Zur Debatte um Nachbesserungen am allgemeinen gesetzlichen Mindestlohn erklärt das FDP-Präsidiumsmitglied und der FDP-Landesvorsitzende Michael Theurer MdEP:

Offenbar dämmert es der Union, dass sie sich mit der Einführung des allgemeinen gesetzlichen Mindestlohns auf einen gefährlichen Irrweg begeben hat. Jetzt, wo die Folgen des Einheitsmindestlohns für den Mittelstand immer deutlicher werden, versucht sich die Union mit Volten à la Seehofer zu retten.

Dabei hat Horst Seehofer in der Sache recht: Der Einheitsmindestlohn ist ein Bürokratieerschaffungsprogramm.
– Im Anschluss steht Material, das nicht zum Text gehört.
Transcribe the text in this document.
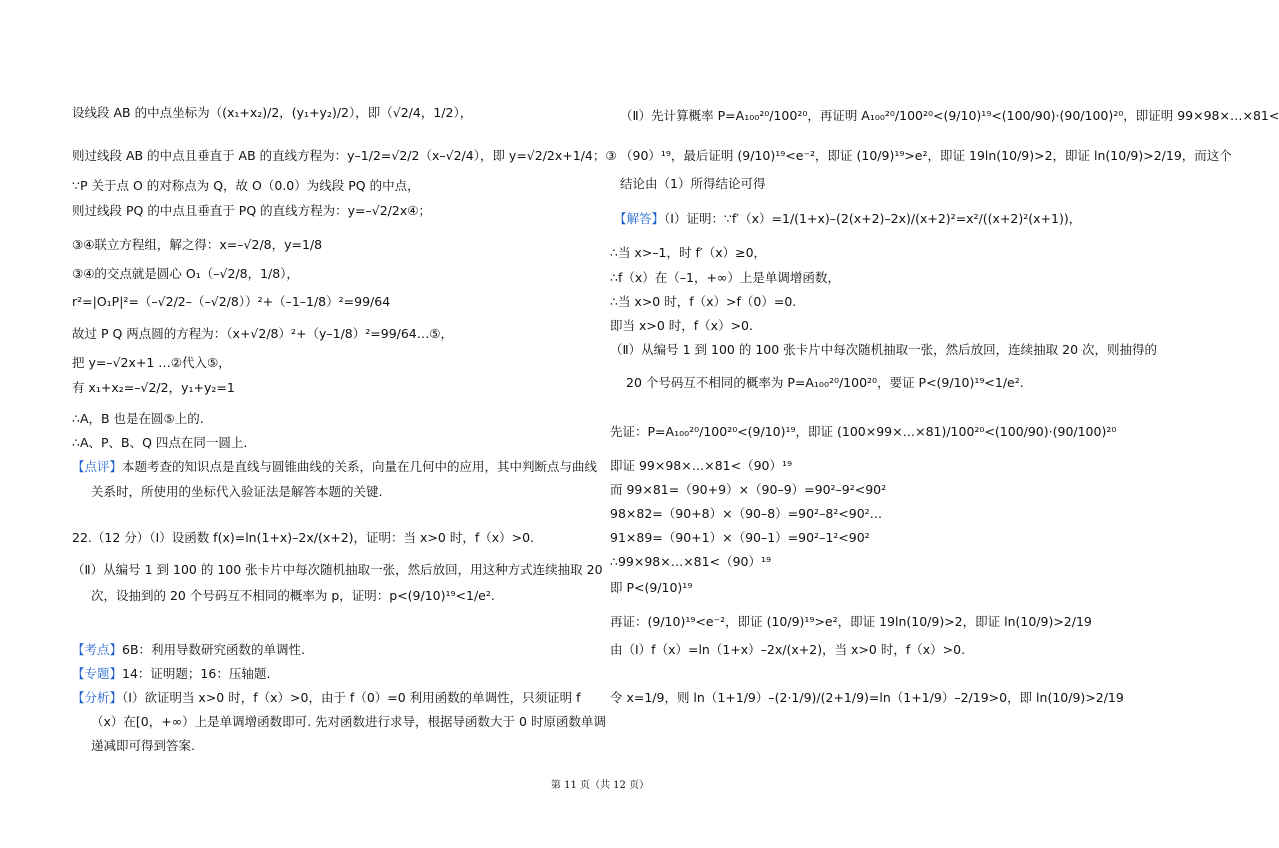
设线段 AB 的中点坐标为（(x₁+x₂)/2，(y₁+y₂)/2），即（√2/4，1/2），
则过线段 AB 的中点且垂直于 AB 的直线方程为：y–1/2=√2/2（x–√2/4），即 y=√2/2x+1/4；③
∵P 关于点 O 的对称点为 Q，故 O（0.0）为线段 PQ 的中点，
则过线段 PQ 的中点且垂直于 PQ 的直线方程为：y=–√2/2x④；
③④联立方程组，解之得：x=–√2/8，y=1/8
③④的交点就是圆心 O₁（–√2/8，1/8），
r²=|O₁P|²=（–√2/2–（–√2/8））²+（–1–1/8）²=99/64
故过 P Q 两点圆的方程为：（x+√2/8）²+（y–1/8）²=99/64…⑤，
把 y=–√2x+1 …②代入⑤，
有 x₁+x₂=–√2/2，y₁+y₂=1
∴A，B 也是在圆⑤上的.
∴A、P、B、Q 四点在同一圆上.
【点评】本题考查的知识点是直线与圆锥曲线的关系，向量在几何中的应用，其中判断点与曲线
关系时，所使用的坐标代入验证法是解答本题的关键.
22.（12 分）（Ⅰ）设函数 f(x)=ln(1+x)–2x/(x+2)，证明：当 x>0 时，f（x）>0.
（Ⅱ）从编号 1 到 100 的 100 张卡片中每次随机抽取一张，然后放回，用这种方式连续抽取 20
次，设抽到的 20 个号码互不相同的概率为 p，证明：p<(9/10)¹⁹<1/e².
【考点】6B：利用导数研究函数的单调性.
【专题】14：证明题；16：压轴题.
【分析】（Ⅰ）欲证明当 x>0 时，f（x）>0，由于 f（0）=0 利用函数的单调性，只须证明 f
（x）在[0，+∞）上是单调增函数即可. 先对函数进行求导，根据导函数大于 0 时原函数单调
递减即可得到答案.
（Ⅱ）先计算概率 P=A₁₀₀²⁰/100²⁰，再证明 A₁₀₀²⁰/100²⁰<(9/10)¹⁹<(100/90)·(90/100)²⁰，即证明 99×98×…×81<
（90）¹⁹，最后证明 (9/10)¹⁹<e⁻²，即证 (10/9)¹⁹>e²，即证 19ln(10/9)>2，即证 ln(10/9)>2/19，而这个
结论由（1）所得结论可得
【解答】（Ⅰ）证明：∵f′（x）=1/(1+x)–(2(x+2)–2x)/(x+2)²=x²/((x+2)²(x+1))，
∴当 x>–1，时 f′（x）≥0，
∴f（x）在（–1，+∞）上是单调增函数，
∴当 x>0 时，f（x）>f（0）=0.
即当 x>0 时，f（x）>0.
（Ⅱ）从编号 1 到 100 的 100 张卡片中每次随机抽取一张，然后放回，连续抽取 20 次，则抽得的
20 个号码互不相同的概率为 P=A₁₀₀²⁰/100²⁰，要证 P<(9/10)¹⁹<1/e².
先证：P=A₁₀₀²⁰/100²⁰<(9/10)¹⁹，即证 (100×99×…×81)/100²⁰<(100/90)·(90/100)²⁰
即证 99×98×…×81<（90）¹⁹
而 99×81=（90+9）×（90–9）=90²–9²<90²
98×82=（90+8）×（90–8）=90²–8²<90²…
91×89=（90+1）×（90–1）=90²–1²<90²
∴99×98×…×81<（90）¹⁹
即 P<(9/10)¹⁹
再证：(9/10)¹⁹<e⁻²，即证 (10/9)¹⁹>e²，即证 19ln(10/9)>2，即证 ln(10/9)>2/19
由（Ⅰ）f（x）=ln（1+x）–2x/(x+2)，当 x>0 时，f（x）>0.
令 x=1/9，则 ln（1+1/9）–(2·1/9)/(2+1/9)=ln（1+1/9）–2/19>0，即 ln(10/9)>2/19
第 11 页（共 12 页）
Er muss sich allerdings fragen lassen, warum ihm das erst hinterher auffällt. Es wäre die bessere Lösung gewesen, bei regional unterschiedlichen, branchenspezifischen Lohnuntergrenzen zu bleiben.
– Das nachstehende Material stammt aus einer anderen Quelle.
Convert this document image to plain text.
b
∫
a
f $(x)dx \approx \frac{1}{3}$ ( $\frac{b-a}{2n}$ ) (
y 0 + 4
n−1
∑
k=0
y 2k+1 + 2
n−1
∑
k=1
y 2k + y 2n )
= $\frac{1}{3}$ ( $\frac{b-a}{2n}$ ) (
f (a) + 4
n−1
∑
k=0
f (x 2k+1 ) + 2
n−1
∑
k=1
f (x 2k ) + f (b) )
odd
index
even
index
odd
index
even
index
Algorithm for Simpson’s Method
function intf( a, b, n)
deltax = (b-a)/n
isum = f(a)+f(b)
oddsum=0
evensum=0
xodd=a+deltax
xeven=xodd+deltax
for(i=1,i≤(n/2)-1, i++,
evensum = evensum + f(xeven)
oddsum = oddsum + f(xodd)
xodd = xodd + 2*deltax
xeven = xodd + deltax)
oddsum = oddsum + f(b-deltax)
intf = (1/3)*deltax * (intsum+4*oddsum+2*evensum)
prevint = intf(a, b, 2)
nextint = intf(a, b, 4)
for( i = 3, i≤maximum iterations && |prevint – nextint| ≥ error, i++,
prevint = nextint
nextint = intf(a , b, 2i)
Gerade für die kleineren und mittleren Unternehmen ist der allgemeine gesetzliche Mindestlohn ein riesiges Problem. Denn sie haben nicht nur mit dem bürokratischen Monstrum Mindestlohndokumentationspflichteneinschränkungsverordnung‬ zu kämpfen, sondern büßen auch Flexibilität ein, worunter die Vereinbarkeit von Familie und Beruf leidet. Gerade für junge Eltern wird das flexible Arbeiten über Vertrauensarbeitszeit oder Homeoffice deutlich erschwert, da sich die tatsächliche Arbeitszeit bei diesen flexiblen Modellen nur schwer minutengenau feststellen lässt. Wer diesen Konstruktionsfehler des Mindestlohns beseitigen will, sollte lieber gleich zur Tarifautonomie zurückkehren.